“You are right; we will defer it. Take my hand, Edgar. I have not from the beginning to the end played you false in this matter. Nor have I made any effort beyond being at all times responsive to Uncle’s goodness, to influence him in any unfair way against you. We are cousins and should be friends.”
He took a long breath, smiled faintly and reached out his hand to mine. “You have the more solid virtues,” he laughed, “and I ought to envy you. But I don’t. The lighter ones will win and when they do—not if mind you, but when—then we will talk of friendship.”
Not the sort of harangue calculated to calm my spirits or to make this day of mourning lose any of its gloom.
XVIII
That night I slept but little. I had much to grieve over; much to think about. I had lost my best friend. Of that I was sure. His place would never again be filled in my heart or in my imagination. Without him the house seemed a barren shell save for the dim unseen corner where my darling mourned in her own way the man we both loved.
Might we but have shared each other’s suffering!
But under the existing state of things, that could not be. Our relations, one to the other, were too unsettled. Which thought brought me at once face to face with the most hopeless of all my perplexities. How were Orpha and I to know—and when, if ever—what Uncle’s wishes were or what his final intentions? The will which would have made everything plain, as well as fixed the status of everybody in the house, had not been found; and among the disadvantages in which this placed me was the fact that he, as the present acknowledged head of the house, had rights which it would have been most unbecoming in me to infringe upon. If he wished a door to be closed against me, I could not, as a mere resident under his roof, ask to have it opened. For days—possibly for weeks,—at all events until he saw fit to pursue the search he had declared to be at present so hopeless, it was for me to remain quiescent—a man apart—anxious for my rights but unable as a gentleman and a guest to make a move towards obtaining them.
And unhappily for us, instantaneous action was what the conditions called for. An immediate and exhaustive inquiry, conducted by Edgar in the presence of every occupant of the house, offered the only hope of arriving speedily at the truth of what it was not to the interests of any of us to leave much longer in doubt.

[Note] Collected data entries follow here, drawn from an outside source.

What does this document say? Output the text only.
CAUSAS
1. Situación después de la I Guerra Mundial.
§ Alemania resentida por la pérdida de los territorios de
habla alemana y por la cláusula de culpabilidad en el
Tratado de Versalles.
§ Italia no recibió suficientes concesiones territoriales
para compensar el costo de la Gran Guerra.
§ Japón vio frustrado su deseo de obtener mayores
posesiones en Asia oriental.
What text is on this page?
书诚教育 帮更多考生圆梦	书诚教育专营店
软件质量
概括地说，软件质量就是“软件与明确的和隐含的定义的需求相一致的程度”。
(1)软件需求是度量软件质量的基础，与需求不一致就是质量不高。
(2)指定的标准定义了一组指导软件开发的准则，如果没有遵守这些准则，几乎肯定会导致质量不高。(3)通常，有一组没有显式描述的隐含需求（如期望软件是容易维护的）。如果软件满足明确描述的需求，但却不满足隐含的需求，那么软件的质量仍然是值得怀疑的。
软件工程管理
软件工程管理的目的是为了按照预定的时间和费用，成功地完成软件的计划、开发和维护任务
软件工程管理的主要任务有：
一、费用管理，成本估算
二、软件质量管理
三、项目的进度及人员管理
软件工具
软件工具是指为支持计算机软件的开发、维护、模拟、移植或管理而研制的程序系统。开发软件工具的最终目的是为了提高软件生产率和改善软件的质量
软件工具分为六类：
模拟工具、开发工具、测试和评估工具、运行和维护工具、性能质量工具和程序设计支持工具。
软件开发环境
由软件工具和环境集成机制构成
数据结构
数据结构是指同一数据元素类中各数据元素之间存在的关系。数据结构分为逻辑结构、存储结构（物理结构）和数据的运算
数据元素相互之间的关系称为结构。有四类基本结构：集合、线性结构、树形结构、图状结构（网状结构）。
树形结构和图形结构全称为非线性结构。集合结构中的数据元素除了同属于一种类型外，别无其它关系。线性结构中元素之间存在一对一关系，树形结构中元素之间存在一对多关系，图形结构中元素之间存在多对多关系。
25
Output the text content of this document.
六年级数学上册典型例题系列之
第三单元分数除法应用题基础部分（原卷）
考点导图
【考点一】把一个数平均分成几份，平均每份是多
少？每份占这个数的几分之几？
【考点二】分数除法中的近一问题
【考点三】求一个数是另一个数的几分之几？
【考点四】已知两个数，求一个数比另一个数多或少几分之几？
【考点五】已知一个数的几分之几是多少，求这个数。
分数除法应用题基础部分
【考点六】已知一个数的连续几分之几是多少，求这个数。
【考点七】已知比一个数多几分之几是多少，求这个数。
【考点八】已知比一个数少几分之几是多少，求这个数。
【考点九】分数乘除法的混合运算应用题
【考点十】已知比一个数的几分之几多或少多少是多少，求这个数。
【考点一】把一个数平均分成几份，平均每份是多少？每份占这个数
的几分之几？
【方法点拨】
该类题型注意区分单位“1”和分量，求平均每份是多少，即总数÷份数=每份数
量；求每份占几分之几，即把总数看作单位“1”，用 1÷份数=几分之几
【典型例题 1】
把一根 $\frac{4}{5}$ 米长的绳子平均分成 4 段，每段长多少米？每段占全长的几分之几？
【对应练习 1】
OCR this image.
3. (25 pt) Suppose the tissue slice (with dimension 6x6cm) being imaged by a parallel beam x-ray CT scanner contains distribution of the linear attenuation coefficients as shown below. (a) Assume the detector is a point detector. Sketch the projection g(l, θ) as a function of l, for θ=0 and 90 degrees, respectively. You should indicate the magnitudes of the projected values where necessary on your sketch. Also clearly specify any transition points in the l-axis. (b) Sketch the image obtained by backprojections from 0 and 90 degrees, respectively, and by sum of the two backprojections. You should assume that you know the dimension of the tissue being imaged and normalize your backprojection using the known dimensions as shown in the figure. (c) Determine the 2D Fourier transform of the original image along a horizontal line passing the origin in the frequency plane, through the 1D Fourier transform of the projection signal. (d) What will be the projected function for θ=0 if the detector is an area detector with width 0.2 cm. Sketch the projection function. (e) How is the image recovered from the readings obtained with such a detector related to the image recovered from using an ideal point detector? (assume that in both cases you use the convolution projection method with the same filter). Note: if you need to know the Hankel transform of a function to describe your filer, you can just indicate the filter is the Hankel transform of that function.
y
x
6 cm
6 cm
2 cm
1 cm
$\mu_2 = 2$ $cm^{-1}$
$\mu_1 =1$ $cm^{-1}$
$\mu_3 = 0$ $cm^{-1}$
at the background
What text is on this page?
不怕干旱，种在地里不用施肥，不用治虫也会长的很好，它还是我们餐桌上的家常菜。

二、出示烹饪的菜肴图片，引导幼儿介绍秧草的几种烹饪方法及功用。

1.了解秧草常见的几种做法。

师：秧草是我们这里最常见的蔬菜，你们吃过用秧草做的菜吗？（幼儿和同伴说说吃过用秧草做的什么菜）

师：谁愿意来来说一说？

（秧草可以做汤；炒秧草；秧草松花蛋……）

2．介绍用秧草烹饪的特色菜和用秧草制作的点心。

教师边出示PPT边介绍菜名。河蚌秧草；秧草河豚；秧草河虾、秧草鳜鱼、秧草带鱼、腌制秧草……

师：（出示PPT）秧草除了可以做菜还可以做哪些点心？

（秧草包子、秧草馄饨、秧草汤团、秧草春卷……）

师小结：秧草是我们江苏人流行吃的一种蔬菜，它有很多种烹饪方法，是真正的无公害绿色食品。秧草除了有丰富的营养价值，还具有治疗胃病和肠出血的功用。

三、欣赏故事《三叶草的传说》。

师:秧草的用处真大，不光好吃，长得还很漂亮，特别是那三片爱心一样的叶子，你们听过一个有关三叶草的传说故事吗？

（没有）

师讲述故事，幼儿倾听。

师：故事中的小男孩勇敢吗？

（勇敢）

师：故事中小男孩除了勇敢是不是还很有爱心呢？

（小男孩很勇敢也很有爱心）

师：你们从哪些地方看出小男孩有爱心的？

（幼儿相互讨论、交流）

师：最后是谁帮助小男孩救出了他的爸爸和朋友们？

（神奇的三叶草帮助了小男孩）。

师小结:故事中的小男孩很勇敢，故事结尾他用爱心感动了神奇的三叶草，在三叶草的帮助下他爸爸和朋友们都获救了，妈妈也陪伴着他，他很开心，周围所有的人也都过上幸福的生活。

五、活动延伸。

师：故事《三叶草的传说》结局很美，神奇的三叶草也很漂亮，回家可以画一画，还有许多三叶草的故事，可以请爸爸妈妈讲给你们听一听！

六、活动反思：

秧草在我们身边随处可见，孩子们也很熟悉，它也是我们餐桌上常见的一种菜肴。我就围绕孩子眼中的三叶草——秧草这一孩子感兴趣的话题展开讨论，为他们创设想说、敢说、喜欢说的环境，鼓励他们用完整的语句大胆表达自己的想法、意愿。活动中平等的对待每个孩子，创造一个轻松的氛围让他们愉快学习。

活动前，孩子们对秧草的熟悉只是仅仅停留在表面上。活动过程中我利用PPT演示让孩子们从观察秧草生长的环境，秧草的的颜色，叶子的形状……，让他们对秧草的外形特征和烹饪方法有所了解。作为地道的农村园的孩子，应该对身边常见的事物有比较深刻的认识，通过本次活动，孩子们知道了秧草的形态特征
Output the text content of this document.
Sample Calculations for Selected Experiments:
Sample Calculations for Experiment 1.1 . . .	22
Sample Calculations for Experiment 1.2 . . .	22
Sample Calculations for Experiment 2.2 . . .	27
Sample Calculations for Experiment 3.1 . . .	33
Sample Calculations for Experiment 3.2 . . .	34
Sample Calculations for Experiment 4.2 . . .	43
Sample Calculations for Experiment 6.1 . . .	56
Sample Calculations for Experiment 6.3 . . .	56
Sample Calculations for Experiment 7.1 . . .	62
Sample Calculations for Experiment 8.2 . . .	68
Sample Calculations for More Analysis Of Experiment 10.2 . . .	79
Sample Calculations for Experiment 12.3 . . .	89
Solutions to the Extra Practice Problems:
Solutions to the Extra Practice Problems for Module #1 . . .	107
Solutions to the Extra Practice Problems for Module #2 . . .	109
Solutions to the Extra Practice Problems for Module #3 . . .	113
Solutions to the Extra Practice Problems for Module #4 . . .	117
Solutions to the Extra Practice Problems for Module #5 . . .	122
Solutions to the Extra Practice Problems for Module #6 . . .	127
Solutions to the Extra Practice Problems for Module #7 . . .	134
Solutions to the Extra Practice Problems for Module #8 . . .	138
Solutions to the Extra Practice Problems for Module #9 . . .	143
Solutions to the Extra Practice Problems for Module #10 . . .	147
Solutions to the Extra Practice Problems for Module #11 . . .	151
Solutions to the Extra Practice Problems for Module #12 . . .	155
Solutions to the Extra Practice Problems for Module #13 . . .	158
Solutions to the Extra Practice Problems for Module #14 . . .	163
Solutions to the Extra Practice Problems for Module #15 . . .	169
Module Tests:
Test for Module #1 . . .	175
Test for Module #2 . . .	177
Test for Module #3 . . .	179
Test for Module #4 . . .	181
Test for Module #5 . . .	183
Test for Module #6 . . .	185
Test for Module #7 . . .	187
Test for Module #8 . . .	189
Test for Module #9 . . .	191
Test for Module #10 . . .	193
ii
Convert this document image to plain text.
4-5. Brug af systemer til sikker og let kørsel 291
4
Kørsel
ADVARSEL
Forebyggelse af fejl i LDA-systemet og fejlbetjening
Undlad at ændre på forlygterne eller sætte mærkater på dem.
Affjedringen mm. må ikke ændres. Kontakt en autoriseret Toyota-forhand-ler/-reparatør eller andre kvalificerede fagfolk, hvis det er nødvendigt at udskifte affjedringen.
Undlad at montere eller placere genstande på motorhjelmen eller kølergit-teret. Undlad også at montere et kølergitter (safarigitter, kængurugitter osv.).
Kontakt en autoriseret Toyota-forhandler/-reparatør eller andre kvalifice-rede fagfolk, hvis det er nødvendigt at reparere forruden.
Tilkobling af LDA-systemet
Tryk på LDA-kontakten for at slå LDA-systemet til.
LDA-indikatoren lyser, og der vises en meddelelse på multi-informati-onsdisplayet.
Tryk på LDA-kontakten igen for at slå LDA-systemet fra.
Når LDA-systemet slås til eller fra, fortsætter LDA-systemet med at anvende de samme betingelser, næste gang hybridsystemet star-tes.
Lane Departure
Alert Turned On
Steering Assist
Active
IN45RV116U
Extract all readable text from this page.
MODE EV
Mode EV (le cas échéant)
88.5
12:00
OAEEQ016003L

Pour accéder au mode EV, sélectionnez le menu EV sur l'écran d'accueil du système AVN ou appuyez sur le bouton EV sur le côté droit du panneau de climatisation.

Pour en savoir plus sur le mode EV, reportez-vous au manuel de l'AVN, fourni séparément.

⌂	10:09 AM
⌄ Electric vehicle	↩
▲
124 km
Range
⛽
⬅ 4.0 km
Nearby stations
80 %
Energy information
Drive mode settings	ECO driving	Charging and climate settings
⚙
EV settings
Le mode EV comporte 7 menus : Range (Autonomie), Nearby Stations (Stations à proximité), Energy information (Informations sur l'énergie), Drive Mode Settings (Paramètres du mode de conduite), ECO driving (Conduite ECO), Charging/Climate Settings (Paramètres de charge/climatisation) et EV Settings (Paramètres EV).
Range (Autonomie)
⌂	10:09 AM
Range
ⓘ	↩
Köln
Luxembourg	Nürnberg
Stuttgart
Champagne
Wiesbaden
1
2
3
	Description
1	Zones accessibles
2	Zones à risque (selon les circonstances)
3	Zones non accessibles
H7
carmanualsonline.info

For some one of the few persons admitted to Uncle’s presence after Edgar and I had left it, must have aided him in the disposal of this missing document. He was far too feeble to have taken it from the room himself, nor could he, without a helping hand, have made any extraordinary effort within it which would have necessitated the displacing of furniture or the opening of drawers or other receptacles not plainly in sight and within easy access.
If the will which his sudden death prevented him from definitely locating was not found within twenty-four hours, it would never be found. The one helping him will have suppressed it; and this is what I believed had already occurred. For every servant in the house from his man Clarke to a shy little sewing girl who from time to time scurried on timid feet through the halls, favored Edgar to the point of self-effacing devotion.